Et puis il y a les questions de savoir si une mesure donnée fonctionne bien et si elle est même utile. Vous pourriez remplir des tomes entiers avec des recherches sur les biais de l’IA et des exemples de comment, quand et où ces biais provoquent des défaillances technologiques et entraînent des abus. Même lorsque les modèles sont comparés, note le rapport, leurs scores peuvent ne pas refléter leurs performances dans le monde réel. La résolution des problèmes de biais dans l’IA, à plusieurs niveaux du traitement des données, de la conception et du déploiement des produits, est l’un des défis les plus importants et les plus urgents auxquels le domaine est confronté aujourd’hui.

Garder un humain dans la boucle est une façon d’atténuer les erreurs que l’IA crache. Dans les services de police, les scanners biométriques sont utilisés pour fournir des pistes après que les agents aient comparé les images avec une base de données, et les humains peuvent alors suivre les suspects. Mais ces systèmes souffrent souvent d’un biais d’automatisation, c’est-à-dire que les gens se fient trop à la machine et surestiment sa crédibilité. Cela va à l’encontre de l’objectif d’avoir un humain dans la boucle et peut conduire à des horreurs comme de fausses arrestations, ou pire.

Les efforts visant à améliorer l’efficacité soulèvent également des considérations morales. De nombreuses sociétés d’IA affirment qu’elles peuvent déterminer les émotions ou l’état mental d’une personne en utilisant la vision par ordinateur pour examiner sa démarche ou son visage. Bien que la fiabilité de ces outils soit discutable, certaines personnes pensent que leur but même est immoral. Poussés à l’extrême, ces efforts de prédiction aboutissent à des recherches absurdes qui équivaut à la phrénologie de l’IA.

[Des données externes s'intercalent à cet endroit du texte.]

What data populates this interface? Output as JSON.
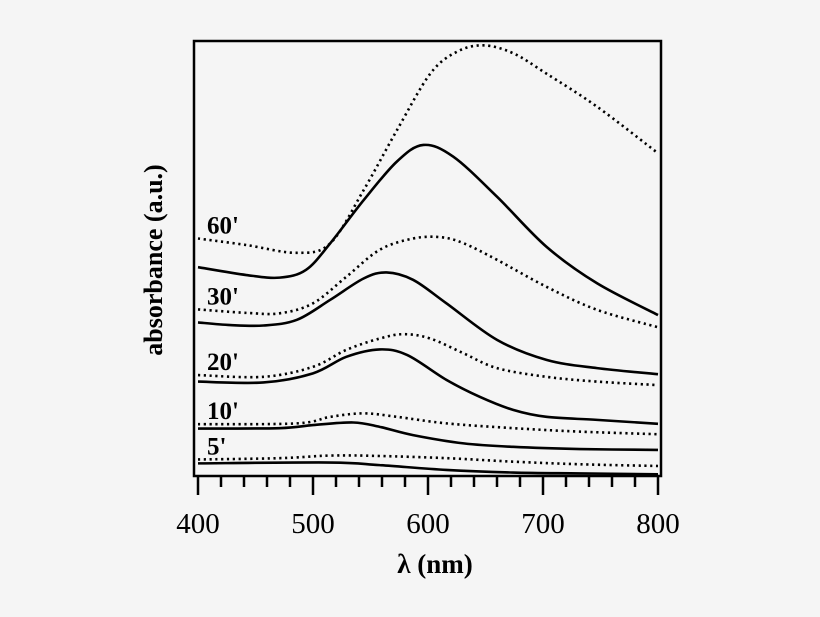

Enfin, rien de tout cela n’a d’importance sans responsabilité et sans transparence. Lorsque des entreprises privées peuvent collecter des données à l’insu de tous ou sans leur consentement, lorsque des contrats sont signés en secret, lorsque des préoccupations de propriété priment sur les demandes d’audit, lorsque les lois et les règlements entre les États et les pays sont incohérents et lorsque les évaluations d’impact sont facultatives, les droits de l’homme sont perdus. Et cela n’est pas acceptable.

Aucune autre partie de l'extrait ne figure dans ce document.